À l'inverse, avoir des délires religieux s'est avéré associé à une évolution plus grave de la maladie et à de moins bons résultats. La recherche a montré que les patients souffrant de délires religieux présentaient des symptômes psychotiques plus graves, des antécédents de maladie plus longs et un fonctionnement plus médiocre avant le début d'un épisode psychotique.
Vous pouvez alors comprendre pourquoi il est essentiel que les cliniciens soient conscients de ces différences.
Les médecins doivent inclure les croyances du patient dans l'évaluation du patient dans son ensemble et faire preuve de prudence en faisant la distinction entre les fortes croyances religieuses et les délires.

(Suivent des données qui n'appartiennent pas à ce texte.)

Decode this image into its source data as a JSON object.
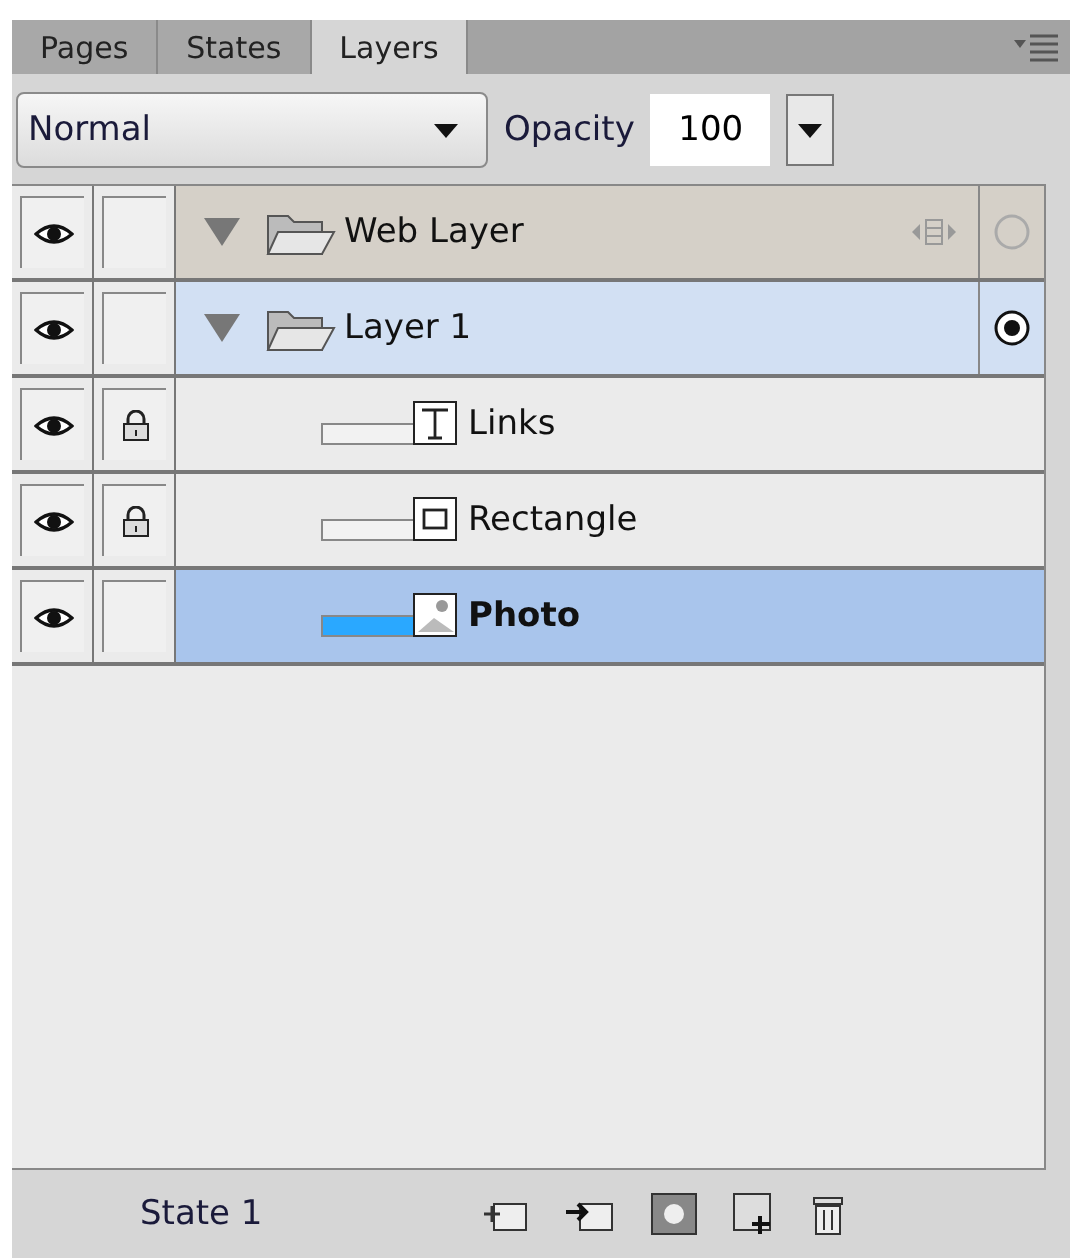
{
  "tabs": [
    {
      "label": "Pages",
      "selected": false
    },
    {
      "label": "States",
      "selected": false
    },
    {
      "label": "Layers",
      "selected": true
    }
  ],
  "blend_mode": {
    "value": "Normal"
  },
  "opacity": {
    "label": "Opacity",
    "value": "100"
  },
  "layers": [
    {
      "kind": "folder",
      "name": "Web Layer",
      "visible": true,
      "locked": false,
      "expanded": true,
      "selected": false,
      "web": true,
      "target": false
    },
    {
      "kind": "folder",
      "name": "Layer 1",
      "visible": true,
      "locked": false,
      "expanded": true,
      "selected": false,
      "web": false,
      "target": true
    },
    {
      "kind": "text",
      "name": "Links",
      "visible": true,
      "locked": true,
      "selected": false
    },
    {
      "kind": "rect",
      "name": "Rectangle",
      "visible": true,
      "locked": true,
      "selected": false
    },
    {
      "kind": "image",
      "name": "Photo",
      "visible": true,
      "locked": false,
      "selected": true
    }
  ],
  "status": {
    "state": "State 1"
  }
}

Religion, illusion et psychose
Malgré les recherches contradictoires sur la question de savoir si la culture d'un pays a un effet sur l'incidence des délires religieux, il s'agit certainement d'un domaine d'intérêt pour une étude plus approfondie.
S'il y a une chose sur laquelle les chercheurs sont d'accord, c'est que ceux qui traitent les personnes atteintes de psychose doivent être sensibles aux croyances religieuses non délirantes d'un patient, à la fois pour les distinguer des délires et pour évaluer dans quelle mesure elles sont potentiellement utiles pour le patient.